KUWAIT: French products are removed from shelves of a supermarket in Salmiya on Friday in protest against cartoons depicting Prophet Muhammad (PBUH) published in French media. – Photo by Yasser Al-Zayyat

KUWAIT: The foreign ministry said on Friday Kuwait has followed with deep dismay the continued circulation of caricatures lampooning Prophet Muhammad (Peace Be Upon Him). In a press statement, the ministry announced its backing of a statement by the Organization of Islamic Cooperation (OIC), which expressed the Muslim world’s rejection of such offenses and practices. The ministry warned about the danger of official political discourses supporting such assaults on religions or prophets.

Such acts instigate hatred, enmity, violence and undermine international efforts to promote the values of tolerance and peaceful coexistence, the ministry argued. It cautioned against the continued backing of such insults and any discriminatory policies which associate Islam with terrorism. These acts do not reflect the reality, ignore tolerant Islamic teachings which condemn terrorism and gravely offend Muslims worldwide, the ministry concluded.

Kuwait’s permanent mission to UNESCO also expressed its “utter rejection” of offensive remarks made about Islam and Prophet Muhammad (PBUH). “Freedoms do not mean insulting the symbol of Islam, our Prophet Muhammad (PBUH), and insulting the Islamic religion,” Kuwait’s representative at the United Nations agency said in a statement. The mission’s position is “consistent and unwavering”, he added, as is the position of the government.

“We do not accept such offenses under any circumstances.
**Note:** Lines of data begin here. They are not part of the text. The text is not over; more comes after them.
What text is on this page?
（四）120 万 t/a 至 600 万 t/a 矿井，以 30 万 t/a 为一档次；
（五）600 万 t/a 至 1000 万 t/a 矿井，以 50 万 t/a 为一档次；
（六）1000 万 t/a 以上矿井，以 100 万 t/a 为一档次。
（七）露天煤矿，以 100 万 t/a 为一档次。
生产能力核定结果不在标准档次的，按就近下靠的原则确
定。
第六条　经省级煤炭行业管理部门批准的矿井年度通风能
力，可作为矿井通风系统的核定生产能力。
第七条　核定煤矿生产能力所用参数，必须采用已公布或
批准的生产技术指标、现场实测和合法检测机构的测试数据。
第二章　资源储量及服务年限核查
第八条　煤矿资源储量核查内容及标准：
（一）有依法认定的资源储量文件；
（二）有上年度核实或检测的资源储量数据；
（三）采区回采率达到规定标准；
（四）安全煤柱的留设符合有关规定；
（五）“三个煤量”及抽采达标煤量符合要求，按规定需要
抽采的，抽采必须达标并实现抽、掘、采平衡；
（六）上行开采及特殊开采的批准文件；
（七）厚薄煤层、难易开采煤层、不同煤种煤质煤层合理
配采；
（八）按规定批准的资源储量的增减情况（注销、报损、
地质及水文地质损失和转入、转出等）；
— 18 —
The Kuwaiti mission continuously seeks to present and adopt decisions and initiatives at UNESCO that support peace, respect divine religions and reject hostility and hatred. Last year, Kuwait’s delegation led an Arab and Islamic movement to approve a resolution at a UNESCO meeting condemning racist practices against Islam (Islamophobia), and it was approved unanimously,” he said.

The OIC earlier expressed strong indignation at the publication of the caricatures depicting the holy Prophet (PBUH), lashing out at French officials for “sowing acrimony” to further political gains after the incident. “Any attempt to ridicule prophets, irrespective of faith, is strongly condemned,” read an OIC statement, equally deploring any “acts of terrorism in the name of religion”.

This comes after a middle school history teacher was beheaded earlier this month after he had shown his students cartoons of Prophet Muhammad (PBUH), which Muslims consider highly blasphemous. The OIC said the incident was a “lone wolf” attack and does not in any form represent the Islamic faith.

The Gulf Cooperation Council described recent comments made by French President Emmanuel Macron as “irresponsible”, saying they increase the spread of a “culture of hatred” between nations and harm solid ties between France and Islamic nations. “At a time when efforts should aim to support a culture of acceptance and dialogue amongst cultures and faiths, these rejected remarks are made and calls continue to spread offensive cartoons of the Prophet (PBUH),” GCC Secretary-General Nayef Al-Hajraf said in a statement.

Hajraf called on world leaders and intellectuals to “bear the huge responsibility of one who seeks peace and coexistence, rejects hate speech and the manifestation of animosity between faiths and respects the feelings of Muslims around the world, instead of succumbing to Islamophobia adopted by fundamental groups”.

A small gathering was held in Irada Square opposite the National Assembly yesterday against the cartoons and statements by Macron. Protesters held up placards mocking the French president and called for a boycott of France. A number of cooperative stores in Kuwait have also cleared their shelves of French products in protest.

“We will not give up cartoons,” Macron had vowed at a ceremony on Wednesday at the Sorbonne university in Paris to pay homage to the beheaded teacher. He said the history and geography teacher had been slain by “cowards” for representing the secular, democratic values of the French Republic. “Islamists want to take our future,” Macron said. “They will never have it.”

Macron this month described Islam as a religion “in crisis” worldwide and said the government would present a bill in December to strengthen a 1905 law that officially separated church and state in France. He announced stricter oversight of schooling and better control over foreign funding of mosques.

Turkish President Recep Tayyip Erdogan yesterday slammed Macron over his policies toward Muslims, saying that he needed “mental checks”. “What can one say about a head of state who treats millions of members from different faith groups this way: First of all, have mental checks,” Erdogan said in a televised address.